Quase tudo passa

Uma vez, quando eu era criança, vi uma charge de revista ou de jornal em que um velhinho de barba longa e branca, muito curvado, apoiado num cajado, entregava a chave de casa a um bebezinho, dava adeus e ia embora. Só muito tempo depois eu descobri que aquela imagem era só uma entre muitas versões do mesmo tema. Mas ela nunca mais saiu da minha cabeça.

Porque me impactou a visão de um vovô partindo e deixando uma criancinha sozinha em casa. Como ele pôde fazer isso? O homem muito idoso era o Ano Velho. O bebê, o Ano Novo.

A charge me voltou agora à lembrança no fim deste 2016, ano esquisito, tão cheio de notícias ruins, mas que evito maldizer, porque, no fundo, o tempo compreendido entre janeiro e dezembro não teve nada com isso. Nós, humanos, é que aprontamos maldades no percurso.

As perdas, as situações indesejadas de tudo que 2016 trouxe vão passar. Ou quase tudo. Porque quase tudo passa. Dor de dente, bebedeira, roupa da moda, calo apertado no sapato da estreia, quase tudo passa. Até o sapato da estreia passa – e passa o pé que o calça, e passa também a meia que o acomoda, e mesmo o caminho percorrido.

Até o amor que a gente imaginava pra sempre passa. Deixa feridas, mas passa. Feridas que, às vezes, demoram a sarar, mas passam. Passam, sim.

Se passa o prazer do sexo, tão intenso, mas fugaz, por que não passaria uma saudade aguda e doída? Passa o que devia e passa o que não devia. Passam a glória eterna, a tristeza que imaginamos sem fim e o riso de segundos.

Até os séculos, tão compridos, passam. Passa a emoção do filme, do livro, do poema. Ardido de queimadura, a empolgação adolescente do primeiro namoro, o miado do gato de madrugada no telhado. Tudo isso passa.

Quase tudo passa. Passa dona Dolores, passa a vizinha Gertrudes, passam Cleonice e Guiomar. Até Adalgisa, a que não passa, também ela passa, embora renasça pra passar de novo e assim seguir no seu adalgizamento, este sim, que não passa nunca.

O branco da parede, que logo encarde, passa. Passa o barulho do ônibus em frente de casa, passa o brilho do brinco. Passa quem na vida nos descarta, e passa também quem descartamos na vida.

Um dia, passa o menino que vive dentro da gente. Não devia, mas passa. Passa a raiva, passa a ira, passam o rancor e o tédio. Uma hora passa.

Passam, inclusive, as horas, os minutos, os segundos. Passam os dias felizes e os difíceis. Não passa a lembrança do que foi, mas tudo cicatriza – e passa.

A frustração pelo não tido, quase tudo passa. Passa dezembro. E logo vem janeiro, que também vai passar. E passa o sentimento e passa o ressentimento e passa o pressentimento.

A curva da estrada passa. A quentura da água. A negação do subvertido, a certeza e a dúvida.

Passa o Natal e passa o pó de canela da rabanada, a fúria e o ímpeto, o cabelo esticado na chuva – e passa a chuva e passa a noite e passa a manhã, e a tarde passa.

O verão, a primavera, o outono, o inverno. Passam a vontade e o desejo. O cheiro do abraço, o gosto do beijo. Passa a tertúlia – e até a poesia passa.

Passarão a roda gigante do mundo, o mandato do Trump, o golpe, o Temer, as safadezas e as vilezas – e logo virão outras. Mas passarão também.

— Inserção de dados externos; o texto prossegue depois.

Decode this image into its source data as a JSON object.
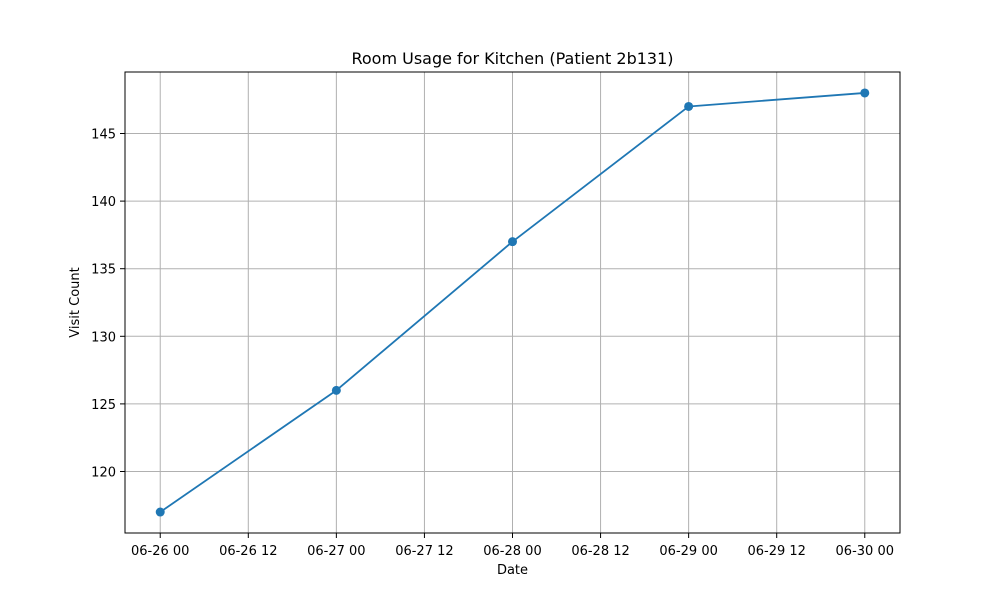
{
  "chart_data": {
    "type": "line",
    "title": "Room Usage for Kitchen (Patient 2b131)",
    "xlabel": "Date",
    "ylabel": "Visit Count",
    "x": [
      "06-26 00",
      "06-27 00",
      "06-28 00",
      "06-29 00",
      "06-30 00"
    ],
    "x_hours": [
      0,
      24,
      48,
      72,
      96
    ],
    "series": [
      {
        "values": [
          117,
          126,
          137,
          147,
          148
        ],
        "color": "#1f77b4",
        "marker": "circle"
      }
    ],
    "x_ticks": [
      {
        "label": "06-26 00",
        "hours": 0
      },
      {
        "label": "06-26 12",
        "hours": 12
      },
      {
        "label": "06-27 00",
        "hours": 24
      },
      {
        "label": "06-27 12",
        "hours": 36
      },
      {
        "label": "06-28 00",
        "hours": 48
      },
      {
        "label": "06-28 12",
        "hours": 60
      },
      {
        "label": "06-29 00",
        "hours": 72
      },
      {
        "label": "06-29 12",
        "hours": 84
      },
      {
        "label": "06-30 00",
        "hours": 96
      }
    ],
    "y_ticks": [
      120,
      125,
      130,
      135,
      140,
      145
    ],
    "xlim_hours": [
      -4.8,
      100.8
    ],
    "ylim": [
      115.45,
      149.55
    ],
    "grid": true,
    "grid_color": "#b0b0b0",
    "axes_color": "#000000"
  }
}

Passa a vergonha do homem que, de tão encantado pela mulher, não consegue dizer quanto a deseja, nem a ter como gostaria no meio da noite. E a noite também passa, e virão outras. Passa o aplauso, passa a vaia, passa a angústia, passa o incômodo, e passam a azia, o cansaço e a falta de sono.

Passa o passarinho que mal acabou de nascer no ninho aqui da varanda. A robustez do galã e o corado da pele da moça da novela, a lágrima no olho, quase tudo vai passar.

Passa o nó no peito. Passa o peito da morena que passa. Pela rua. Por mim. Passa o impulso de segui-la até sei lá. Passam o sabonete e a cintura de bambolê da mulher e o efeito da dipirona na ressaca.

Mas fica o mundo, o renovado mundo, a esperança do que vem a seguir. Permanece o mundo nem sempre igual a antes, nem sempre melhor que ontem, mas renovado. Quase tudo passa.

E quando a gente se dá conta, ficam apenas o prego enferrujado agarrado na parede e o quadro e a fotografia, que podem passar a qualquer momento, se os jogarmos fora – e o novo ano começa pra passar também e só deixar ficar o que ainda não sabemos.